—¿Posee V. pruebas? preguntó el conde estremeciéndose.
—Sí, señor. Sírvase V. abrir esta cartera y en ella hallará veintitantas cartas de su cuñado de usted dirigidas a mí, todas ellas referentes a los hechos narrados en este manuscrito.
—¡Dios mío! ¡Dios mío! profirió el conde juntando las manos; pero volviéndose prontamente hacia Brazo Rojo, dijo: es muy singular.
—Le comprendo a V., repuso el reo sonriendo.
V. se admira de que yo poseyese cartas tan comprometedoras para el príncipe, sin que éste se haya servido de su poderío para hacerme desaparecer y recuperarlas.
—En efecto, dijo el conde, admirado de que el reo hubiese adivinado su pensamiento; el príncipe, mi cuñado, es hombre por todo extremo prudente, y sobre esto tenía interés sumo en hacer desaparecer pruebas tan abrumadoras para él.
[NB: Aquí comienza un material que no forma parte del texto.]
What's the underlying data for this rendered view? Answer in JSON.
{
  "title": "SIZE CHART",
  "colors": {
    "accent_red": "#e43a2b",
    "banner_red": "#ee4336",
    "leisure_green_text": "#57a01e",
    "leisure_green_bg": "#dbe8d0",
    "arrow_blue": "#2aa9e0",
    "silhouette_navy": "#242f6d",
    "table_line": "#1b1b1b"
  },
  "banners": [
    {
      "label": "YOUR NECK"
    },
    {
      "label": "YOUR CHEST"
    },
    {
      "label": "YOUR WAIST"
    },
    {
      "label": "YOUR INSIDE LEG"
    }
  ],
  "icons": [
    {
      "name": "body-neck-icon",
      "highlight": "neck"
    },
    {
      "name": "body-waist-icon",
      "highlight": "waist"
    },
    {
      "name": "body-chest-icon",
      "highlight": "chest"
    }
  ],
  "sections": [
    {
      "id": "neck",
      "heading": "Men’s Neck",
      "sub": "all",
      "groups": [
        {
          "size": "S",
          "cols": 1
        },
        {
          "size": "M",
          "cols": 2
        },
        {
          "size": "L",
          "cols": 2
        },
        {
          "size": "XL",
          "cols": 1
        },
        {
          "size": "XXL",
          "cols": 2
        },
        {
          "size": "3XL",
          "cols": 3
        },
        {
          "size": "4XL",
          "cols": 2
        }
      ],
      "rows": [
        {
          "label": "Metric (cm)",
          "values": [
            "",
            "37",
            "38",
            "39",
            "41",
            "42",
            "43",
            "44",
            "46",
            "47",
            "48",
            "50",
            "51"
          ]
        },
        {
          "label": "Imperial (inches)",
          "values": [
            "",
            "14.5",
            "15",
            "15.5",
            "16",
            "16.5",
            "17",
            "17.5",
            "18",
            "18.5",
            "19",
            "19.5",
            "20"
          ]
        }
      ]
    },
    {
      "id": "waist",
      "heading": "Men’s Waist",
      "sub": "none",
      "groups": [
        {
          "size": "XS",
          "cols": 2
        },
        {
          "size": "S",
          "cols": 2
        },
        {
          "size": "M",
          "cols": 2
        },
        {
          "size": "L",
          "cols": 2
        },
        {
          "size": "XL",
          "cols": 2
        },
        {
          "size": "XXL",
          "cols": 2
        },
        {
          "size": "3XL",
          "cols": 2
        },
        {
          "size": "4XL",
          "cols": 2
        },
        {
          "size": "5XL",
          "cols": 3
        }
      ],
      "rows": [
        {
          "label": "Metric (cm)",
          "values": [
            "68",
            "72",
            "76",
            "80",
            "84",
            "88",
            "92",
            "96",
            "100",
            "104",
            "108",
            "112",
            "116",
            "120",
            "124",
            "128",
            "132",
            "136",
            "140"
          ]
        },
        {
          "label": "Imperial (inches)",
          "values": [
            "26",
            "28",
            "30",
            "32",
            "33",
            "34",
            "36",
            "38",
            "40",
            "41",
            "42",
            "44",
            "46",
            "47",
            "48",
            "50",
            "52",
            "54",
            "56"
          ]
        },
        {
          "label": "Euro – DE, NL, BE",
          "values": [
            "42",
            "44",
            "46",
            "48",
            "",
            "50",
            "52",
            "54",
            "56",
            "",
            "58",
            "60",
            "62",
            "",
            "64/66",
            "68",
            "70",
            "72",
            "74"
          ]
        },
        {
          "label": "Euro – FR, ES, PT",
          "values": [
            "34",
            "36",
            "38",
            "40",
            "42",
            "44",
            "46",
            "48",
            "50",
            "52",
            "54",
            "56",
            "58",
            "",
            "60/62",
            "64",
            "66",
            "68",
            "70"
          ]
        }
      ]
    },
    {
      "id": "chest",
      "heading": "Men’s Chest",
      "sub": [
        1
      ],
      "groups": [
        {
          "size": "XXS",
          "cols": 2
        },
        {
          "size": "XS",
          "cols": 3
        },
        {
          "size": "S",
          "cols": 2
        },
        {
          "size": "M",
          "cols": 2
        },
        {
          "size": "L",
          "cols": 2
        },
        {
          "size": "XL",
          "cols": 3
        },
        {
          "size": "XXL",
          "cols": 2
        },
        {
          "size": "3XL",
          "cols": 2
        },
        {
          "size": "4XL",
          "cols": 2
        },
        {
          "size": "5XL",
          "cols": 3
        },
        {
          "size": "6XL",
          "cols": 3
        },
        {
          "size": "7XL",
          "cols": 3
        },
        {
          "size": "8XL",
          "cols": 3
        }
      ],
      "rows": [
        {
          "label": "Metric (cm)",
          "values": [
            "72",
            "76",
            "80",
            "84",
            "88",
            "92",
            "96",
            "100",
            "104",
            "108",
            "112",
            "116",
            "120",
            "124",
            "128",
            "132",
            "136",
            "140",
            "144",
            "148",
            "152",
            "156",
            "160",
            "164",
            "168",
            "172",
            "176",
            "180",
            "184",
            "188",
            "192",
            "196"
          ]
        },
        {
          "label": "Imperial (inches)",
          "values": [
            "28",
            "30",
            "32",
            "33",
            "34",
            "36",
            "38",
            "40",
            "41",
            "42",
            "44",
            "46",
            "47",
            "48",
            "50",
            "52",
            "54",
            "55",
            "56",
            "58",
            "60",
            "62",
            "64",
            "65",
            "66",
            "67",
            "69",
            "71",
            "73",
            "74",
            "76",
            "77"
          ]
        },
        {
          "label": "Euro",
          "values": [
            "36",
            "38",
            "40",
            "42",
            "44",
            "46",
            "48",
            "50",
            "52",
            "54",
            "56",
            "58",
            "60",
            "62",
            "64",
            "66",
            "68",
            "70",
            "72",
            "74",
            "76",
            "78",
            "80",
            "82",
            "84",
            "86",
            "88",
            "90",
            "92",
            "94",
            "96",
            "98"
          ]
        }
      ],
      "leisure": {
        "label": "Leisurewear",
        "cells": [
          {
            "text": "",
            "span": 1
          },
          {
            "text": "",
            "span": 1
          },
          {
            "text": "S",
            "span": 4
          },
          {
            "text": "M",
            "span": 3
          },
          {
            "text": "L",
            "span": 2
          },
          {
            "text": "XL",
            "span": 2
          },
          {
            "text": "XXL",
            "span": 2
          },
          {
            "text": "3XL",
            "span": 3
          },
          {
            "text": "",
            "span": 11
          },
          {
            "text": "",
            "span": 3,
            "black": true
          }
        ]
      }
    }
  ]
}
—Así es, y no hubiera dejado de hacerlo aun cuando hubiese debido apelar a los medios más expeditos para conseguirlo; pero el príncipe ignora que tales pruebas hayan quedado en mis manos y por qué sucedió así. Voy a explicárselo a V.: cada vez que por escrito me daba una cita, en presencia de él quemaba yo una carta exacta a la que él me había enviado, para demostrarle la buena fe de mi conducta y la confianza que él me merecía; de modo que nunca sospechó que yo las hubiese retenido en mi poder. Luego y en cuanto hubo parido la princesa, suponiendo yo con fundamento que habiendo el príncipe logrado sus propósitos desearía deshacerse de mí, le salí a camino abandonando de repente el país, durando mi ausencia tres años, que los pasé en el extranjero. Transcurrido este período de tiempo, hice circular la voz de mi muerte, componiéndomelas para que esta noticia llegase a oídos del príncipe, con visos de la más exacta verdad. Luego me vine aquí. El príncipe nunca supo como me llamaba yo, porque nosotros, los caballeros de carretera, no sólo tenemos la costumbre de cambiar de seudónimo cada dos por tres, siendo como es para nosotros el incógnito una salvaguardia, sino usar tres o cuatro a la par a fin de establecer respecto de nosotros una confusión gracias a la cual nos encontramos del todo seguros. Así pues, el príncipe, a pesar de todas sus pesquisas, si, lo que ignoro, intentó llevarlas a cabo alguna vez, no logró, no diré descubrir mi paradero, ni aun comprobar mi existencia.
—Pero ¿con qué objeto había V. conservado estas cartas? preguntó el conde.
—Con el muy sencillo de servirme de ellas para obligar al príncipe, por medio del temor a una revelación, a que me proporcionase el dinero que me hiciese falta cuando se me antojase renunciar a mi peligroso oficio; pero como me sorprendieron cuando menos lo esperaba, no pude hacer uso de ellas; y ello no lo siento ahora, se lo aseguro a V.
—Gracias, dijo con efusión el conde; pero en cambio del inmenso servicio que acaba V. de prestarme ¿no me sería dable hacer algo por V. en la situación extrema en que se halla?